Clinton's search for Vice President narrows as convention nears

The short list includes former governor and current Sen. Tim Kaine (D) of Virginia; Tom Vilsack, secretary of the US Department of Agriculture; and Tom Perez, US Labor Secretary.

Andrew Harnik/AP
Democratic presidential candidate Hillary Clinton, accompanied by Sen. Tim Kaine, (D) of Virginia, speaks at a rally at Northern Virginia Community College in Annandale, Va., July 14.

With the Democratic National Convention in Philadelphia starting next week, Hillary Clinton is narrowing her search for a vice presidential running mate and a decision is expected as soon as Friday.

While the process has been kept under wraps with only Mrs.

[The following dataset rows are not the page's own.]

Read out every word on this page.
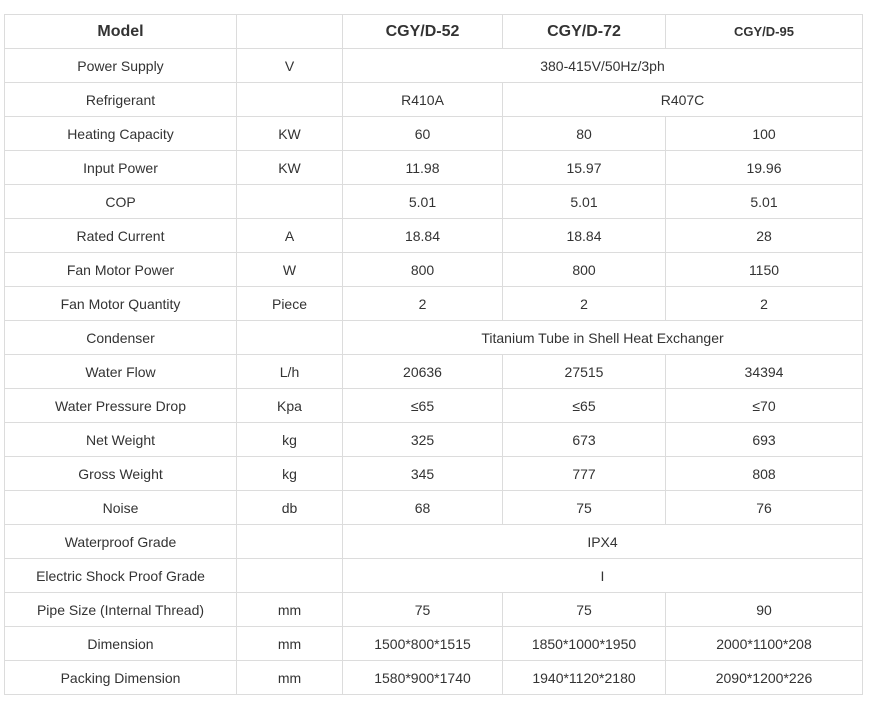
Model		CGY/D-52	CGY/D-72	CGY/D-95
Power Supply	V	380-415V/50Hz/3ph		
Refrigerant		R410A	R407C	
Heating Capacity	KW	60	80	100
Input Power	KW	11.98	15.97	19.96
COP		5.01	5.01	5.01
Rated Current	A	18.84	18.84	28
Fan Motor Power	W	800	800	1150
Fan Motor Quantity	Piece	2	2	2
Condenser		Titanium Tube in Shell Heat Exchanger		
Water Flow	L/h	20636	27515	34394
Water Pressure Drop	Kpa	≤65	≤65	≤70
Net Weight	kg	325	673	693
Gross Weight	kg	345	777	808
Noise	db	68	75	76
Waterproof Grade		IPX4		
Electric Shock Proof Grade		I		
Pipe Size (Internal Thread)	mm	75	75	90
Dimension	mm	1500*800*1515	1850*1000*1950	2000*1100*208
Packing Dimension	mm	1580*900*1740	1940*1120*2180	2090*1200*226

Clinton and her close advisers in the know, a likely short list has emerged, consisting of former governor and current Sen. Tim Kaine (D) of Virginia; Tom Vilsack, secretary of the US Department of Agriculture; and Tom Perez, US Labor Secretary.

The selection of a running mate is more than just a strategic move, it is the first time the American public can observe Clinton's decisionmaking as a presidential nominee, as The Christian Science Monitor's Francine Kiefer reported earlier this month.

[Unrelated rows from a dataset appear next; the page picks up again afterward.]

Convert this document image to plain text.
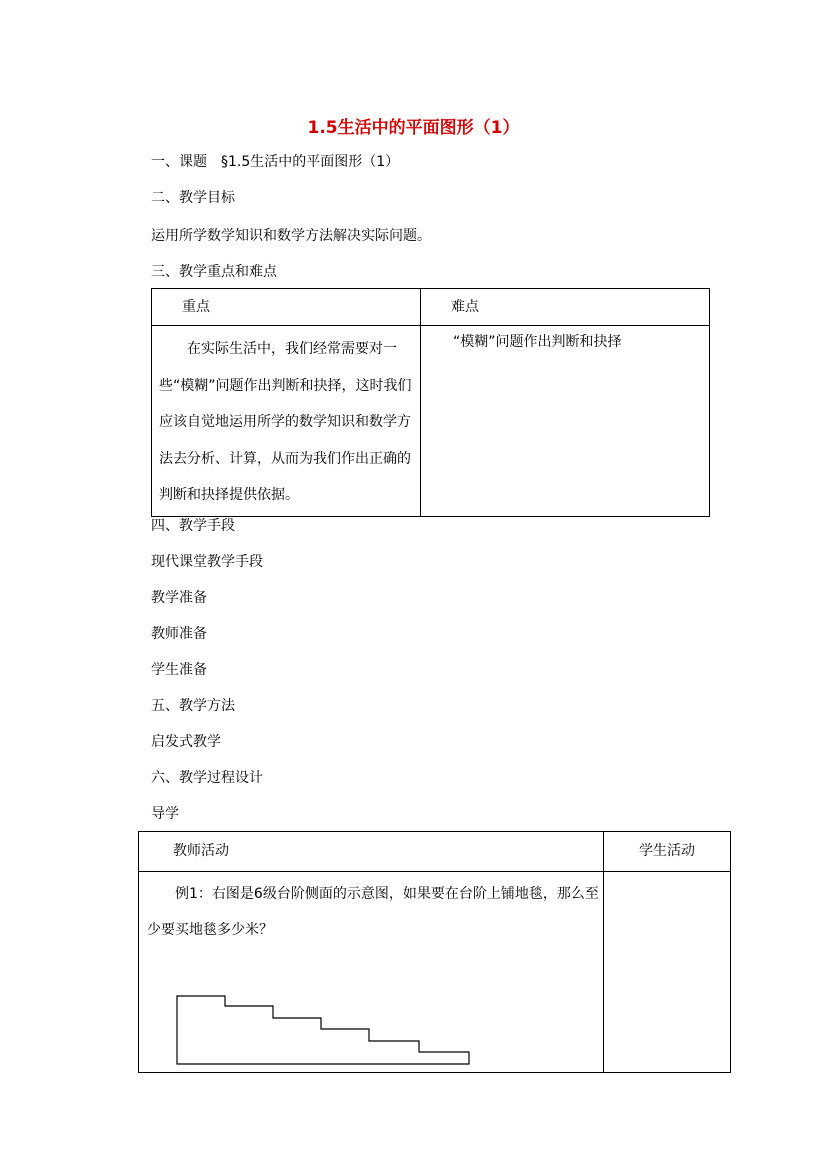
1.5生活中的平面图形（1）
一、课题　§1.5生活中的平面图形（1）
二、教学目标
运用所学数学知识和数学方法解决实际问题。
三、教学重点和难点
重点	难点

在实际生活中，我们经常需要对一些“模糊”问题作出判断和抉择，这时我们应该自觉地运用所学的数学知识和数学方法去分析、计算，从而为我们作出正确的判断和抉择提供依据。	“模糊”问题作出判断和抉择
四、教学手段
现代课堂教学手段
教学准备
教师准备
学生准备
五、教学方法
启发式教学
六、教学过程设计
导学
教师活动	学生活动

例1：右图是6级台阶侧面的示意图，如果要在台阶上铺地毯，那么至少要买地毯多少米？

The prevailing question is, “Would this person be a good president?” Clinton told Charlie Rose of CBS News and PBS on Monday night. “You know, I am afflicted with the responsibility gene, and I know what it’s like being president. I’ve seen it up close, I’ve worked for one, I’ve had that experience. So for me there is nothing more important than my rock-solid conviction that the person I choose could literally get up one day and be the president of the United States.”

Senator Kaine has emerged as the forerunner in the vice presidential bid, thanks to his experience in presidential battleground state of Virginia as governor and senator. Additionally he has served as the Democratic National Committee chairman and worked on fair housing and civil rights issues while practicing as a lawyer. His time as a Catholic missionary and fluent Spanish could also be useful to draw in votes from disparate demographics. And he has never lost an election.

Kaine could help to underscore some of the qualities that Clinton has been trying to emphasize throughout her campaign, as the Monitor reported:

Were she to settle on Senator Kaine, it would underscore her pragmatism and emphasis on experience, the very qualities she’s been trying to highlight from the beginning of her campaign. Though he humorously confesses he is “boring,” he is well-respected by Senate colleagues, and brings a wealth of governing experience.

Kaine has been described as being very Obama-like, and was an early Obama supporter in the 2008 election.

“He is this progressive Catholic. He’s like an Obama Catholic,” one senior administration official, who spoke on the condition of anonymity to comment frankly about the president, told The Washington Post. “He has thought a lot about these things and can interpret Obama.”

Secretary Vilsack who, like Kaine, has experience as governor – in Iowa, has the advantage of a close personal friendship with the Clintons. Clinton was a key supporter in Vilsack's gubernatorial victory in 1998 and his brother-in-law worked with the presidential candidate in the 1970s. This isn’t the first time Vilsack has been looking at a place on a presidential ticket. John Kerry considered the former governor for a running mate in 2004, and he launched his own, unsuccessful and short lived, presidential campaign in 2008.

Both Kaine and Vilsack are likely to deliver their home states, but in this respect Vilsack has the advantage. Iowa is a swing state, while Virginia has voted for the democratic candidate in the past two presidential elections.

“He’s not a lot of bling and glitter; he’s just Iowa solid,” Bonnie Campbell, an Iowa Democratic strategist with longtime ties to both Clinton and Vilsack, told The Washington Post.

Secretary Perez is a progressive powerhouse and highly respected within the White House for his policy skills. As the son of immigrants from the Dominican Republic, he could unite Latino voters who have turned away from Republican presidential candidate Donald Trump because of his anti-immigration stance. He has also headed the civil rights division of the Justice Department, served as the a federal prosecutor, and worked as an aide to the late Sen. Ted Kennedy (D) of Massachusetts.

According to Democratic Party representatives who spoke with The Washington Post, it does not appear that Perez is being considered quite as seriously as Kain and Vilsack, but is a promising third choice.

Sen. Elizabeth Warren (D) of Massachusetts, who was a favorite among liberal voters (particularly the Bernie Sanders supporters) Clinton needs to unite the party, has not been officially ruled out, but is not expected to be the final choice, despite the tantalizing prospect of an all-female presidential ticket, according to the Associated Press.

Clinton’s decision is expected to come during her time campaigning in Florida this weekend, either at a rally scheduled to be held at the state fairgrounds in Tampa or Saturday at Florida International University in Miami.